Anyway, my point isn't really that it would be stupid for Samsung to help Apple design their CPUs for competitive reasons (although it still is), my point is they can't really offer any help at this point - Apple doesn't in any way, shape, or form, need their help. They have significantly more expertise in ARM CPU design than Samsung at this time - more than any other company in the world to be quite frank (at least for low power/high perf designs)

And I'm not just blowing sunshine their way - they have most of the top talent, their team is large (200+), well funded (8 billion plus a year and growing), and has consistently produced better designs than their competition each generation, and their lead in performance is growing rather quickly in the last few iterations. They produce what is categorically the best ARM CPU design in existence. If you believe otherwise at this point you are simply not very well informed.

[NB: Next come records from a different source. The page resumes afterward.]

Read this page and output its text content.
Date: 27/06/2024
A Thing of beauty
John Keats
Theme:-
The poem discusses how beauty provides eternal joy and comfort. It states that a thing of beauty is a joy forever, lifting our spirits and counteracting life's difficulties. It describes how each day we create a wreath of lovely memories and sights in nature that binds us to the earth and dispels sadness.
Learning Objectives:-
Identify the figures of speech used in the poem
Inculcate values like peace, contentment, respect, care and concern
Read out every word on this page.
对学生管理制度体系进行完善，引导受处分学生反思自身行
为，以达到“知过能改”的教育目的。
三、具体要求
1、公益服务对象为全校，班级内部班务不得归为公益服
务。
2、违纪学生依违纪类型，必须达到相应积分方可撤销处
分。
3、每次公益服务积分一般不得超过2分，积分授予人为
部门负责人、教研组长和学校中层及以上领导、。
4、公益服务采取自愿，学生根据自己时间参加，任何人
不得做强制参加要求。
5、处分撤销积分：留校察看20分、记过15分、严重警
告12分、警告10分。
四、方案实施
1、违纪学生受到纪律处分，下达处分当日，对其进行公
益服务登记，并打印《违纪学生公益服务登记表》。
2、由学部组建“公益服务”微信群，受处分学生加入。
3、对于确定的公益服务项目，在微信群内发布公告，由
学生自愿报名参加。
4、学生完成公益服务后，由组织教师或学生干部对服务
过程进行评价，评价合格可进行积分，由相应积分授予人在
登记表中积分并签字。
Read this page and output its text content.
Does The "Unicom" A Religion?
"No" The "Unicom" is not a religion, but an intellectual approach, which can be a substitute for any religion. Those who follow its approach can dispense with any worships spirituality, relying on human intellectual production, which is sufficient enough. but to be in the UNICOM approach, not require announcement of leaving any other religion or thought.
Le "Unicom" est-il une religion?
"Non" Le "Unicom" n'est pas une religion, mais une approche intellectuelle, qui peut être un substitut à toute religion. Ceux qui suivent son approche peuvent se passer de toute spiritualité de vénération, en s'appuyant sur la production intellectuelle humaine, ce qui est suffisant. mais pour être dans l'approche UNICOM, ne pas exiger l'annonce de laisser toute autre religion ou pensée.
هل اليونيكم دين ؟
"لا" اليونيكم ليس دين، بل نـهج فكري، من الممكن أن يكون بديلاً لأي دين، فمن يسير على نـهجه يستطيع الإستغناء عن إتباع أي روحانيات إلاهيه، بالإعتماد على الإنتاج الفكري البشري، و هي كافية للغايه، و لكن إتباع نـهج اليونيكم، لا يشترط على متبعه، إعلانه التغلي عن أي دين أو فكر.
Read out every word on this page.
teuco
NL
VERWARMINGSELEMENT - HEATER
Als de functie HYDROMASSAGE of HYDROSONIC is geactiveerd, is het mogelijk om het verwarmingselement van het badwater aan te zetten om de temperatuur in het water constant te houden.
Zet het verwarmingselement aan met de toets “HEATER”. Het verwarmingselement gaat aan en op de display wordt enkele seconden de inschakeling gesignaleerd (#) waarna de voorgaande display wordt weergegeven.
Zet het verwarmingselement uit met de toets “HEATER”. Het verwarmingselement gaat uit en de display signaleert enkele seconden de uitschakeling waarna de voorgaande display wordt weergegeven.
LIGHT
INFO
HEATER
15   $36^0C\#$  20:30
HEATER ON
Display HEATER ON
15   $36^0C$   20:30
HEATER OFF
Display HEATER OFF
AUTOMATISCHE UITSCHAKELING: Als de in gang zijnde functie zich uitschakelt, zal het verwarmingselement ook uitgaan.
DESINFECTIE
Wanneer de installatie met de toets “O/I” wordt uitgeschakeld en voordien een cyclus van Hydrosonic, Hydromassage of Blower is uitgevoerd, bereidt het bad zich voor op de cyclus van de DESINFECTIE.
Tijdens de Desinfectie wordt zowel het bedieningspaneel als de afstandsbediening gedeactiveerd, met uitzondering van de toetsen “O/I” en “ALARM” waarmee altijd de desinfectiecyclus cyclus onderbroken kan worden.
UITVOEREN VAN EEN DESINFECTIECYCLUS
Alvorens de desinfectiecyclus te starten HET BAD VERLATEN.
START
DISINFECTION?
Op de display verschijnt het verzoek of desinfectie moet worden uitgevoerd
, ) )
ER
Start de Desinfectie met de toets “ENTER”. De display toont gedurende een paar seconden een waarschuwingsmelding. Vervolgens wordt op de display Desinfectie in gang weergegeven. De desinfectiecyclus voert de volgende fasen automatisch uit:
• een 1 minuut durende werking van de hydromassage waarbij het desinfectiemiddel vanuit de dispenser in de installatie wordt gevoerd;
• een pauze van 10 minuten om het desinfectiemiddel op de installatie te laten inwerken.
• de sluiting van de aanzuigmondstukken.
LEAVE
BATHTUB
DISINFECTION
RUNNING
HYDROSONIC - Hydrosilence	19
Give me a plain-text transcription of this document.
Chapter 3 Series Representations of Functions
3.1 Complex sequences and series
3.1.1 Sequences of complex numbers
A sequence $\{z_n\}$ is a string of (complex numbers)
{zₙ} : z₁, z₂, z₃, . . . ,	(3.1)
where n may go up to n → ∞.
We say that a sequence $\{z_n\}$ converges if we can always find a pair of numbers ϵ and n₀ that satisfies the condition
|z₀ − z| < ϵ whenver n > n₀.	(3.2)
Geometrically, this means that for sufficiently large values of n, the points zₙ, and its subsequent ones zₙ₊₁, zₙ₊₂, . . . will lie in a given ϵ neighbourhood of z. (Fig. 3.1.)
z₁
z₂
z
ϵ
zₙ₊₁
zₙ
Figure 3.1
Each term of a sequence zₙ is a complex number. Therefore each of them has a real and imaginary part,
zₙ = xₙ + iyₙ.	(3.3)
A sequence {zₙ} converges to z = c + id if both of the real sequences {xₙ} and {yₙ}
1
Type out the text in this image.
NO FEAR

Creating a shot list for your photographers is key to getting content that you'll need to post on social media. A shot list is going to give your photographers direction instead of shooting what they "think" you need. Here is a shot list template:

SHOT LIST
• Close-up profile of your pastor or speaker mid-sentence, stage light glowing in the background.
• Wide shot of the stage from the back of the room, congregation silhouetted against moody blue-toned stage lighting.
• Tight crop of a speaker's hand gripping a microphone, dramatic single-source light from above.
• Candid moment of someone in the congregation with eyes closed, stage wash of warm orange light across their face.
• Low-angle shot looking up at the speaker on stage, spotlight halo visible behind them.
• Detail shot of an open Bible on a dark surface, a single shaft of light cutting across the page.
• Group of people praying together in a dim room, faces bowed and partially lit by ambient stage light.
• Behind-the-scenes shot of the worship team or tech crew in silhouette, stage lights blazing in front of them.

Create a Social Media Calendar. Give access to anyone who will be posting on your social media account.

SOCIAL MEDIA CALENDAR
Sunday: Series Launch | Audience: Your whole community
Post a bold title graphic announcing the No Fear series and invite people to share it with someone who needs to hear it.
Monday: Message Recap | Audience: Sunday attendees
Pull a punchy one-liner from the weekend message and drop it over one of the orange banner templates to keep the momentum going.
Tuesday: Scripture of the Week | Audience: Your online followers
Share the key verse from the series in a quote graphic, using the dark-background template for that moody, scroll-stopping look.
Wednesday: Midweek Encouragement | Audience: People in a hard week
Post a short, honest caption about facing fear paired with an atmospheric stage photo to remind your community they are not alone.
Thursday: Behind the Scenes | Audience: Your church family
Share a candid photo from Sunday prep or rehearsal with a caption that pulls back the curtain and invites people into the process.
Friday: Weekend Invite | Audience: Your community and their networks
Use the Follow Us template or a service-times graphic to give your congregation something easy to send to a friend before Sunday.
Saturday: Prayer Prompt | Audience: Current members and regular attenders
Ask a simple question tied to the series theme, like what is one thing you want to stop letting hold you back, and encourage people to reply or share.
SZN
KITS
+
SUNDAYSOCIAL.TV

This notion that Apple "is just an integrator" is complete and utter nonsense. It may have been true 25 years ago, but it is about as far from true now as you can get.

Edited 2017-09-30 05:08 UTC

Reply Parent Score: 4

RE[6]: Comment by Auzy
by unclefester on Sat 30th Sep 2017 09:07 in reply to "RE[5]: Comment by Auzy"
unclefester Member since:
2007-01-13

Geekbench is the phone equvalent of Dieselgate. As soon as a benchmarking app is detected the phone switches to test mode to maximise performance. It is blatamt cheating but almost everybody does it.

I recenly read where HTC managed to "improve" performance by 40% on a SoC simply by updating the firsmware. It killed battery life but wnat the heck.


The recent Tom's Hardware A11 tests specifically mention that the results are basically meaningless because ARM SoCs can't run continuously at full power without overheating.

When the next Samsung flagship arrives the tables will be temporarily turned again.